I see the truth, most of the time.
But I can't bear it sometimes.
So I tuck it into a seperate part, rationalizing it as my 'demon', or as my 'disease'. But where is the line between us and our demons?
How do we tell if we are human?
Why were we created this way? Human and monster mixed to the point of pain?
Maybe that's why I'll never believe in god.
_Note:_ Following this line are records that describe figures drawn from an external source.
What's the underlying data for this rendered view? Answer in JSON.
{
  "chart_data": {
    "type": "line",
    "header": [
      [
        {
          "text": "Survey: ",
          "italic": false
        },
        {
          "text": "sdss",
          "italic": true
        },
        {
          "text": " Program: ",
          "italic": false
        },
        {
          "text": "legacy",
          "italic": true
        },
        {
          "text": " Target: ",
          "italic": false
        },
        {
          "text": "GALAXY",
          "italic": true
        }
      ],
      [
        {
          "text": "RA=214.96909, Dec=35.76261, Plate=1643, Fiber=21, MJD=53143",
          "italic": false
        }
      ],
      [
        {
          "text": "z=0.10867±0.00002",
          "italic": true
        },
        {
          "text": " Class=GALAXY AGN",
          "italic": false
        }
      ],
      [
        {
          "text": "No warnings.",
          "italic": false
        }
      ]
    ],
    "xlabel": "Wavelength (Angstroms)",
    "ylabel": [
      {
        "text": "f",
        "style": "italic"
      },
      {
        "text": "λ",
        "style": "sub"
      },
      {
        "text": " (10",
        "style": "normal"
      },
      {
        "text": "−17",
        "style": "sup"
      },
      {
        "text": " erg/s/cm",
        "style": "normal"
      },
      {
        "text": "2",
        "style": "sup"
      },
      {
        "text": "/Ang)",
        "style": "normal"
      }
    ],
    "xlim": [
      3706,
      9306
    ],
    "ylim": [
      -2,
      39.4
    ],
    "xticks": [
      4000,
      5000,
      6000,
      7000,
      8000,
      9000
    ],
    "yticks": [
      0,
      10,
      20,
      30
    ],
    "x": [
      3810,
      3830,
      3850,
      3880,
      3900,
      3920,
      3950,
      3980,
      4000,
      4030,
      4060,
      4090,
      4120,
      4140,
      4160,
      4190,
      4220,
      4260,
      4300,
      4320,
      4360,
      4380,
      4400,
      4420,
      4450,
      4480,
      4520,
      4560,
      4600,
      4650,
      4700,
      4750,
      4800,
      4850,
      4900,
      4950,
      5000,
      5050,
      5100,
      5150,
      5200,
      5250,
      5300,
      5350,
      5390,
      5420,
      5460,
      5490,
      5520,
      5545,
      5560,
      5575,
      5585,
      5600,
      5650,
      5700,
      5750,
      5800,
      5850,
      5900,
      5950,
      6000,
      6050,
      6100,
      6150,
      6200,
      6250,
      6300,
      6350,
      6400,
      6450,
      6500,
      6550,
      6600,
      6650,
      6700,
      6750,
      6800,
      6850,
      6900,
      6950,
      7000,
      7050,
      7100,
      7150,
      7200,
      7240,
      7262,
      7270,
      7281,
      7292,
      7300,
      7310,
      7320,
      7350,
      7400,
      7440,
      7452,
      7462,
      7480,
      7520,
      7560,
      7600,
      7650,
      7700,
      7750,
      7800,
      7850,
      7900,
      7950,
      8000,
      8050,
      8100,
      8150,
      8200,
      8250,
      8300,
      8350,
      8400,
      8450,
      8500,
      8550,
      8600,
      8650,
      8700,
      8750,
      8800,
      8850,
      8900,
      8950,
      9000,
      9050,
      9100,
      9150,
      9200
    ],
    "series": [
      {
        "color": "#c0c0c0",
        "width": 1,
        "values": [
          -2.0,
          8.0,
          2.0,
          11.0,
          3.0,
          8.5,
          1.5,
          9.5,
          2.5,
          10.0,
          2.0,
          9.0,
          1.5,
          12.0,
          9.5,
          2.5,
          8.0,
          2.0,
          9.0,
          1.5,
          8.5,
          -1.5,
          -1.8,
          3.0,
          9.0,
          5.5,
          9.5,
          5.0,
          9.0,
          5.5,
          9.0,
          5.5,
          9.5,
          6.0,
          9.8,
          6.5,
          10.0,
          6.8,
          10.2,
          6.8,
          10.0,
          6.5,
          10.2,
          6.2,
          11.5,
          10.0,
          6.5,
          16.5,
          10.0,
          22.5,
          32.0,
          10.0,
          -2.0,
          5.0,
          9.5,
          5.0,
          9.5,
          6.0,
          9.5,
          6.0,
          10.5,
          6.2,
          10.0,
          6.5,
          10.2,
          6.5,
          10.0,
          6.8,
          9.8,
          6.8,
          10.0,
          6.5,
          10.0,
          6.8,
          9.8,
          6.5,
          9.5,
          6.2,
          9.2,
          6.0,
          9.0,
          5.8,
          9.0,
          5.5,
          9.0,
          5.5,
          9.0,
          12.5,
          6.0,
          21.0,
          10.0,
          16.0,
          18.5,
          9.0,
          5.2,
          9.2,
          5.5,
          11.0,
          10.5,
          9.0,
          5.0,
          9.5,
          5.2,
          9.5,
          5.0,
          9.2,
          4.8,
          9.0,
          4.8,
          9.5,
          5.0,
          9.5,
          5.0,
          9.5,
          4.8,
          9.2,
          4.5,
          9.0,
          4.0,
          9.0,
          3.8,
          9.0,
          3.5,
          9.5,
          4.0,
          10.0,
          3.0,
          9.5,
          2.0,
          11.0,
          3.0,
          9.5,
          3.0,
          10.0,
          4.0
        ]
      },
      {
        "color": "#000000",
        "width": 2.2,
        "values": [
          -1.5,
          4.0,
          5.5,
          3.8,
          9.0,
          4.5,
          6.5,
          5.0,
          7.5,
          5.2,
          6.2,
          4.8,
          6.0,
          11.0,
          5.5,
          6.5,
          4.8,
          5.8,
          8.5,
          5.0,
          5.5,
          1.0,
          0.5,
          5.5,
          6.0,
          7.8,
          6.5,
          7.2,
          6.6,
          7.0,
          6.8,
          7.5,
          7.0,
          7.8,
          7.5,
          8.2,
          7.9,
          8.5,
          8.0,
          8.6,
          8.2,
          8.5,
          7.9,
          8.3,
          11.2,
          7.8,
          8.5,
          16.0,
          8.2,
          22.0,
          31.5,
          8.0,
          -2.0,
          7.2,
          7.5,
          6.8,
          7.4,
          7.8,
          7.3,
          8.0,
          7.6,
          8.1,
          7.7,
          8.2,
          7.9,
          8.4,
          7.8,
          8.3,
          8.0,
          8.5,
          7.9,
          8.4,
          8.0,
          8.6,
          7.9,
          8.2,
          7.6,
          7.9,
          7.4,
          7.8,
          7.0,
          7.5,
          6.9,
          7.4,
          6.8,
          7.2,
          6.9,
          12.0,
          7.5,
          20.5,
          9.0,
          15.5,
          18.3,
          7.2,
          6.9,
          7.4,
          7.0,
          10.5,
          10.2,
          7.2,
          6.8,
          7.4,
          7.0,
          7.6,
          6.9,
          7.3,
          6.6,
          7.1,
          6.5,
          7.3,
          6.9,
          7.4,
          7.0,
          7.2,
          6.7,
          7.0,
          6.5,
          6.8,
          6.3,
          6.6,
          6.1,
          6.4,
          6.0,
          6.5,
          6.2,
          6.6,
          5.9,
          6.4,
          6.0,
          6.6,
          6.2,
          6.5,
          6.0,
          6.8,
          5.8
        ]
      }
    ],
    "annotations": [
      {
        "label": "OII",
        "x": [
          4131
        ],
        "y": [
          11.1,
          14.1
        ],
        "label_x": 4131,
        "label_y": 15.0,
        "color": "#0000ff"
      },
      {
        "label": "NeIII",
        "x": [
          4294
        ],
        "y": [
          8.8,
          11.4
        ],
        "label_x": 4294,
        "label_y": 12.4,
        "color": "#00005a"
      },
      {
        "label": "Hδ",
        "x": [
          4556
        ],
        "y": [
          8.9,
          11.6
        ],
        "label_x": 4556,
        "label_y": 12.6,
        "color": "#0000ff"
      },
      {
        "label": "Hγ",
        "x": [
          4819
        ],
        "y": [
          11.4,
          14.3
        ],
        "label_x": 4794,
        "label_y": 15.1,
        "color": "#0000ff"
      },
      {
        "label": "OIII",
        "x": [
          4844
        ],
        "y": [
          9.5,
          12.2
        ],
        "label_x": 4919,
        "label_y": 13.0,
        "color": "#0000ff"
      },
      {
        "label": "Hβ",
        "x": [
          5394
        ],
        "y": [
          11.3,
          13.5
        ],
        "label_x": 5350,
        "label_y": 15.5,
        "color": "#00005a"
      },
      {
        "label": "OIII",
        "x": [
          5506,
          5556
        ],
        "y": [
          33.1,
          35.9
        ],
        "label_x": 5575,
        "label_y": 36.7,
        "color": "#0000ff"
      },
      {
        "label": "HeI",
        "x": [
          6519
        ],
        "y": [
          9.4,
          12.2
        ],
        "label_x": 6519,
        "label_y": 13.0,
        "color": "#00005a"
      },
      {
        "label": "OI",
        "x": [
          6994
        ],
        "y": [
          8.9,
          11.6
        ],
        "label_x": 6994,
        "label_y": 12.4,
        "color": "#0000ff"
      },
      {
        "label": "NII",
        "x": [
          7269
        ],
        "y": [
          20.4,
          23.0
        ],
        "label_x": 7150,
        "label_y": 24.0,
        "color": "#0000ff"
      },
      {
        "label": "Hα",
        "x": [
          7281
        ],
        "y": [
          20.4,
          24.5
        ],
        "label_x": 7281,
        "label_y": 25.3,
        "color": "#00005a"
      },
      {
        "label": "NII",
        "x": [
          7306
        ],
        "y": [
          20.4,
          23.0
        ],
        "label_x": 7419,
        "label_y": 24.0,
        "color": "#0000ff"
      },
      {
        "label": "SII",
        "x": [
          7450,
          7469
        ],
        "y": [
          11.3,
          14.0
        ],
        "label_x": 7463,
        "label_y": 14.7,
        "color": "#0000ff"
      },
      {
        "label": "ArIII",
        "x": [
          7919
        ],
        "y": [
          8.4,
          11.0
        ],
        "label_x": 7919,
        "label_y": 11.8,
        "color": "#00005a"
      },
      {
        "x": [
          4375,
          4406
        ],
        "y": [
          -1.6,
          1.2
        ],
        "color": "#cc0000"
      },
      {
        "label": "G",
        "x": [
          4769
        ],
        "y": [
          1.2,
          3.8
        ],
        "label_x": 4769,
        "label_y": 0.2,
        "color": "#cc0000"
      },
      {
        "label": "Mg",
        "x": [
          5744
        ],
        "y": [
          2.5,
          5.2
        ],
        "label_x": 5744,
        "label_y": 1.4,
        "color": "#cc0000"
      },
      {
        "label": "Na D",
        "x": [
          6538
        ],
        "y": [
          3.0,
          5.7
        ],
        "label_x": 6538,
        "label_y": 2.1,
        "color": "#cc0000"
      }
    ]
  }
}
Because if there's a god up there, one who created us, why did he include greed?
Why did he include hate?
Why did he include so much negative?
If he could create anything, why would he create so many broken things, beyond hope of repair?
Why did he make a race of monsters, instead of angels?
Everyone says that we can fix things, that he made us this way for a reason.
But what is that reason?
Why are we here to feel pain?
Why, out of all the impossible things that happened to make this moment possible, why did this moment get made?
If there is a divine force out there, they must have messed up.
All we are is a race of self-destructive monsters in a dying planet.
It's not just me that's a disease.
It's the whole human race.
We kill everything we touch, and yet we yearn for even more to destroy.
We create, and the things we create save us.
And then they kill us.
And we still believe we are in the right, intoxicated by our brains and demons.
Intoxicated by ourselves.
Somehow, underneath it all, I believe I am a good person.
I justify my actions, even the ones that shouldn't be justified.
And I hate and love myself for it.
We are a toxic mix that feeds on our own deaths.
I stand here, on the edge of death.
I look into the void.
There is nothing ahead.
We are floating on a rock in space, one that will die.
And then it will all be for nothing.
We have tried to be something for so long, only to end up back where we started.
Everything we have died for, dreamed for, lived for, will all be gone.
And there will be nothing to show for it.
Nothing lasts, and nothing will survive the end.
What's the point in still trying?
We'll never advance in a way that matters.
If we're lucky, we'll end up as a grease spot.
If we're not, we'll just be nothing.
Maybe that's how we should have stayed.
For we have suffered for millennia. And we have done it for nothing.